On a balcony there are people yelling "Kamelle!" and the more confident young men marching alongside a float in old Prussian uniforms hurl Snicker's bars to them but the Snicker's fall short of the mark and hit the pavement but no one below seems to have noticed them and I rush to fetch them-- not for myself, but to throw them up to those who have appealed to kamelle up on the balcony-- I have been converted and I will help promote peace in the world and I reach for one and a woman snatches it up-- she is in her thirties and not even watching the procession or making appeals to 'kamelle', just walking along-- and I scramble for the other one and she snatches it up too and she turns just enough to look at me contemptuously through the corner of her eyes and continues on her merry way and I've suddenly lost interest in the candy the same way I lost interest in making money which was also like seagulls fighting over fishheads.

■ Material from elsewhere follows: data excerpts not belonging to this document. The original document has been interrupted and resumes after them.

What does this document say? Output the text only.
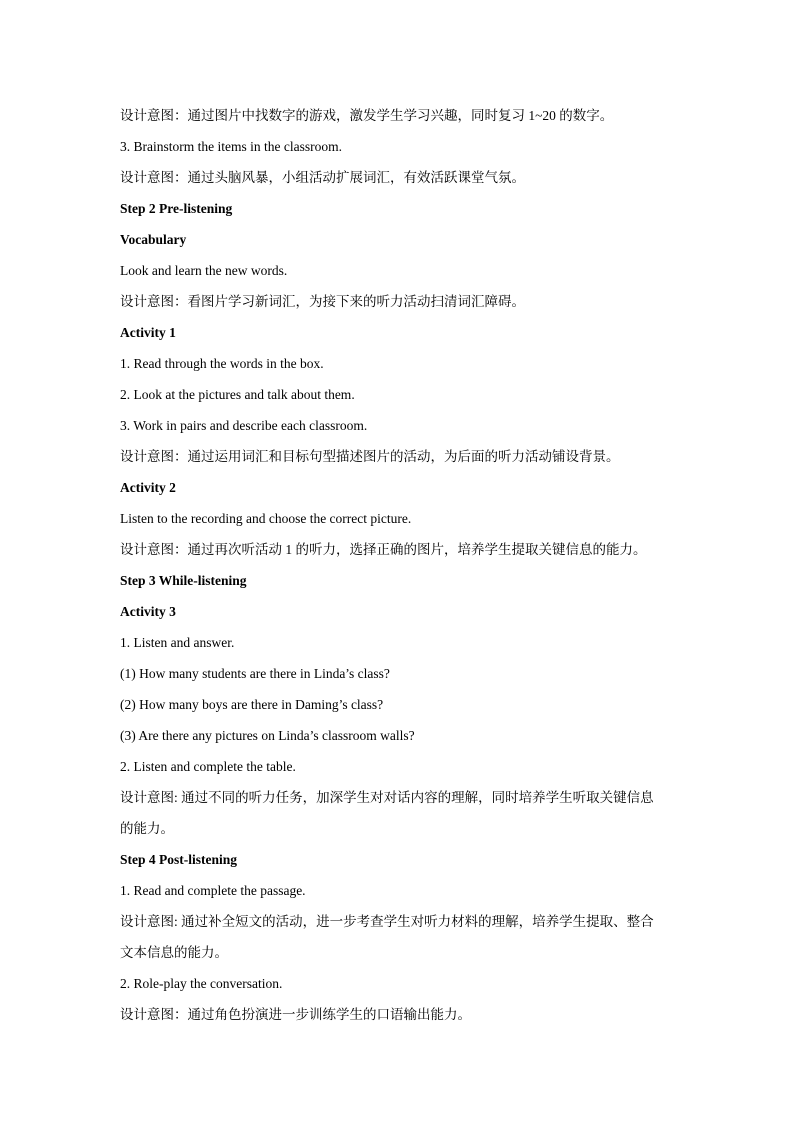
设计意图：通过图片中找数字的游戏，激发学生学习兴趣，同时复习 1~20 的数字。
3. Brainstorm the items in the classroom.
设计意图：通过头脑风暴，小组活动扩展词汇，有效活跃课堂气氛。
Step 2 Pre-listening
Vocabulary
Look and learn the new words.
设计意图：看图片学习新词汇，为接下来的听力活动扫清词汇障碍。
Activity 1
1. Read through the words in the box.
2. Look at the pictures and talk about them.
3. Work in pairs and describe each classroom.
设计意图：通过运用词汇和目标句型描述图片的活动，为后面的听力活动铺设背景。
Activity 2
Listen to the recording and choose the correct picture.
设计意图：通过再次听活动 1 的听力，选择正确的图片，培养学生提取关键信息的能力。
Step 3 While-listening
Activity 3
1. Listen and answer.
(1) How many students are there in Linda’s class?
(2) How many boys are there in Daming’s class?
(3) Are there any pictures on Linda’s classroom walls?
2. Listen and complete the table.
设计意图: 通过不同的听力任务，加深学生对对话内容的理解，同时培养学生听取关键信息
的能力。
Step 4 Post-listening
1. Read and complete the passage.
设计意图: 通过补全短文的活动，进一步考查学生对听力材料的理解，培养学生提取、整合
文本信息的能力。
2. Role-play the conversation.
设计意图：通过角色扮演进一步训练学生的口语输出能力。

But no matter, the neighbors I've come here with have a huge sack full of candy anyway and they give most of their haul to us and we go into a friend's house which is right where the procession is and we eat würst and drink beer and next year I will bring an umbrella bent the wrong way to catch all of the candy high above the merciless snatching hands and then I will hand it out to accountants and businessmen and mean old ladies and innocent children and throw it to people on balconies or maybe I'll just hoard it all for myself.